Dh1 will fetch less than Rs14.35 at today’s exchange rates

A stronger Indian rupee is eating into the dirham buffer of UAE expats as they now need to spend more dirhams to remit the same amount of rupees to their home country.

The Indian rupee has gained 7 per cent against the UAE dirham (and, of course, the US dollar) in past 3 months, making remittances that much less sweeter for Indian expats in the country and elsewhere in the region and across the world.

At today’s mid-day rates (September 24, 2012), Dh1 will fetch just Rs14.32 while being remitted as the international exchange rate (forex trading) stands at Rs14.50 for Dh1 at 11.30am UAE time (7.30am GMT). This compares with a forex trading rate of Rs15.55 that a dirham fetched just three months ago – on June 24, 2012.

The announcement of a third round of quantitative easing, or QE 3, doesn’t bode well for the US dollar (and dollar-linked currencies such as the UAE dirham), and emerging market currencies such as the Indian rupee will particularly benefit from this movement.

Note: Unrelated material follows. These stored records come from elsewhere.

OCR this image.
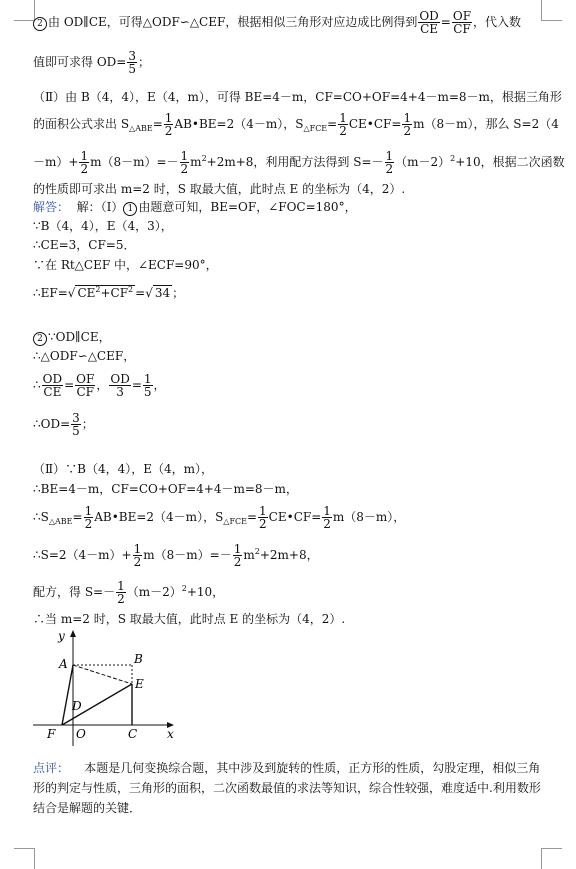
2 由 OD∥CE，可得△ODF∽△CEF，根据相似三角形对应边成比例得到 $\frac{OD}{CE} = \frac{OF}{CF}$ ，代入数
值即可求得 $OD= \frac{3}{5}$ ；
（Ⅱ）由 B（4，4），E（4，m），可得 BE=4－m，CF=CO+OF=4+4－m=8－m，根据三角形
的面积公式求出 $S_{\triangle ABE}= \frac{1}{2}$ AB•BE=2（4－m），$S_{\triangle FCE}= \frac{1}{2}$ CE•CF= $\frac{1}{2} m(8-m)$，那么 S=2（4
$-m)+ \frac{1}{2} m(8-m)=- \frac{1}{2} m^2+2m+8$，利用配方法得到 $S=- \frac{1}{2} (m-2)^2+10$，根据二次函数
的性质即可求出 m=2 时，S 取最大值，此时点 E 的坐标为（4，2）.
解答： 解：（Ⅰ） 1 由题意可知，BE=OF，∠FOC=180°，
∵B（4，4），E（4，3），
∴CE=3，CF=5．
∵在 Rt△CEF 中，∠ECF=90°，
∴EF=√ $CE^2+CF^2$ =√ 34 ；
2 ∵OD∥CE，
∴△ODF∽△CEF，
∴ $\frac{OD}{CE} = \frac{OF}{CF}$ ， $\frac{OD}{3} = \frac{1}{5}$ ，
∴OD= $\frac{3}{5}$ ；
（Ⅱ）∵B（4，4），E（4，m），
∴BE=4－m，CF=CO+OF=4+4－m=8－m，
$\therefore S_{\triangle ABE}= \frac{1}{2}$ AB•BE=2（4－m），$S_{\triangle FCE}= \frac{1}{2}$ CE•CF= $\frac{1}{2} m(8-m)$，
∴S=2（4－m）+ $\frac{1}{2} m(8-m)=- \frac{1}{2} m^2+2m+8$，
配方，得 $S=- \frac{1}{2} (m-2)^2+10$，
∴当 m=2 时，S 取最大值，此时点 E 的坐标为（4，2）.
y
x
A	B
E
D
F O	C
点评： 本题是几何变换综合题，其中涉及到旋转的性质，正方形的性质，勾股定理，相似三角形的判定与性质，三角形的面积，二次函数最值的求法等知识，综合性较强，难度适中.利用数形结合是解题的关键．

Moreover, the Indian government announced some much-needed major reforms of late, including the opening up of the Indian retail sector for foreign participation, and a reduction of subsidy on diesel, among others. “The government’s newfound resolve will help the Reserve Bank of India (RBI) to cut rates and provide some monetary stimulus. Any such moves will be positive for stocks and the rupee,” HDFC Securities analyst Subash Gangadharan wrote in his latest weekly currency markets perspective.

But he suggests market participants to be cautious, as global and local news could prove to be a zero-sum game for the rupee.

“The announcement of bond buying by the Fed has left most puzzled, as officials committed to an open-ended buying of $40 billion of mortgaged-backed securities per month. This is different from QE1 and QE2 when the Fed announced a target for bond purchases, and markets knew how much stimulus was being provided,” he wrote.

“A material improvement in the European financial market conditions has also hurt the outlook for the safe-haven greenback. Continued calm could push it to fresh lows across the board. It will, therefore, take a significant wave of risk-aversion to help the US dollar recover from the recent round of debasement,” he added.

“Continuing weakness in the greenback, combined with the euphoria created by the Indian government’s reform measures last week, can propel the USD/INR pair towards the 53 levels [Dh1 = Rs14.43],” he added.

It could, however, turn out to be a non-event as in the past, when the Indian government has had to rollback its reform agenda due to pressure from its political allies, who it needs badly in order to survive in power. “Markets would be keen to know if political pressure applied by allies and opposition alike would force the government to roll back any of its latest reforms. Any rollback could see stocks and the rupee suffer some losses,” said Gangadharan.